Hacker News new | ask | show | jobs
by brandur 2509 days ago
Yes, exactly — normalization is really useful for reasons of quality and correctness, but generally not so important for data like logs that's rotating through the system on a pretty constant basis.

And addressing the parent's point on databases: they don't look like an RDMS, but you can kind of think of log management/querying systems like Splunk et al. to be like a specialized database with specific properties:

- Flexible indexing: Logs change frequently which makes keys come and go, so it's convenient not to not have to be constantly building new indexes to make them searchable.

- Optimized for recent data: Newer logs tend to be accessed relatively frequently and older logs much more rarely (if ever), so it's generally a good idea for these systems will rotate data through different tiers of storage as they age — the new on fast machines with fast disks, the old on slower machines with large disks, and the very old probably just in S3 or something.

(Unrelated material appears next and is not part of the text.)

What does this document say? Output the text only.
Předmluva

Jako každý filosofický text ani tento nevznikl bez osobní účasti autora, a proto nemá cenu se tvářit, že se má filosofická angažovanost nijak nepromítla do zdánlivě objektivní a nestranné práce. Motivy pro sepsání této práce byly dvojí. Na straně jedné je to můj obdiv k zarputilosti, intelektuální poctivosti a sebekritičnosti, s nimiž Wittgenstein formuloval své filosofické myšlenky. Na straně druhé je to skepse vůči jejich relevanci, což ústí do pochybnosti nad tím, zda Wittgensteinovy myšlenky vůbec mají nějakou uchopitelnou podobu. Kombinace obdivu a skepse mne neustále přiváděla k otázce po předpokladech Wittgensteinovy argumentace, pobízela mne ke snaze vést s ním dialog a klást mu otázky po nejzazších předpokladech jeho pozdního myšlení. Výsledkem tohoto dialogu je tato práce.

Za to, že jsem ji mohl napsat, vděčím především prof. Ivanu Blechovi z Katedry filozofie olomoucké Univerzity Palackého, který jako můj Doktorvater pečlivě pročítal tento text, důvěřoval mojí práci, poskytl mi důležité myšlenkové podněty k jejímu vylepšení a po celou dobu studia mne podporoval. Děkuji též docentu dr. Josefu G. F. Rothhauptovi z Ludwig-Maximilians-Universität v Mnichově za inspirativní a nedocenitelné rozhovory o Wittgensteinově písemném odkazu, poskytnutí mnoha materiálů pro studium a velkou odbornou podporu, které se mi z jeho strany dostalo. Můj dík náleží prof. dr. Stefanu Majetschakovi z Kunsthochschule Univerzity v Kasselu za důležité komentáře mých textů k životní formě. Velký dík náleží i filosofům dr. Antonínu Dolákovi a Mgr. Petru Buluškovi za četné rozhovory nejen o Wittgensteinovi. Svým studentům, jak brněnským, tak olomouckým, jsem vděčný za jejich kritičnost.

- High volume: Any of the traditional relational databases would have a lot of trouble with the volume of data that we put through Splunk. (That said, its problem domain is more constrained — it scales horizontally much more easily because it doesn't have have to concern itself with things like consensus around write consistency.)

1 comments

How many columns does the average canonical log entry at Stripe have? What's the mix of low/high cardinality string fields look like vs number of metric/counter fields?
On the order of many dozens of fields and it's a pretty good mix of all of those.

Lots of low cardinality fields, lots of counters and numbers (e.g. request duration), and quite a few high cardinality fields too. e.g. IDs, IPs.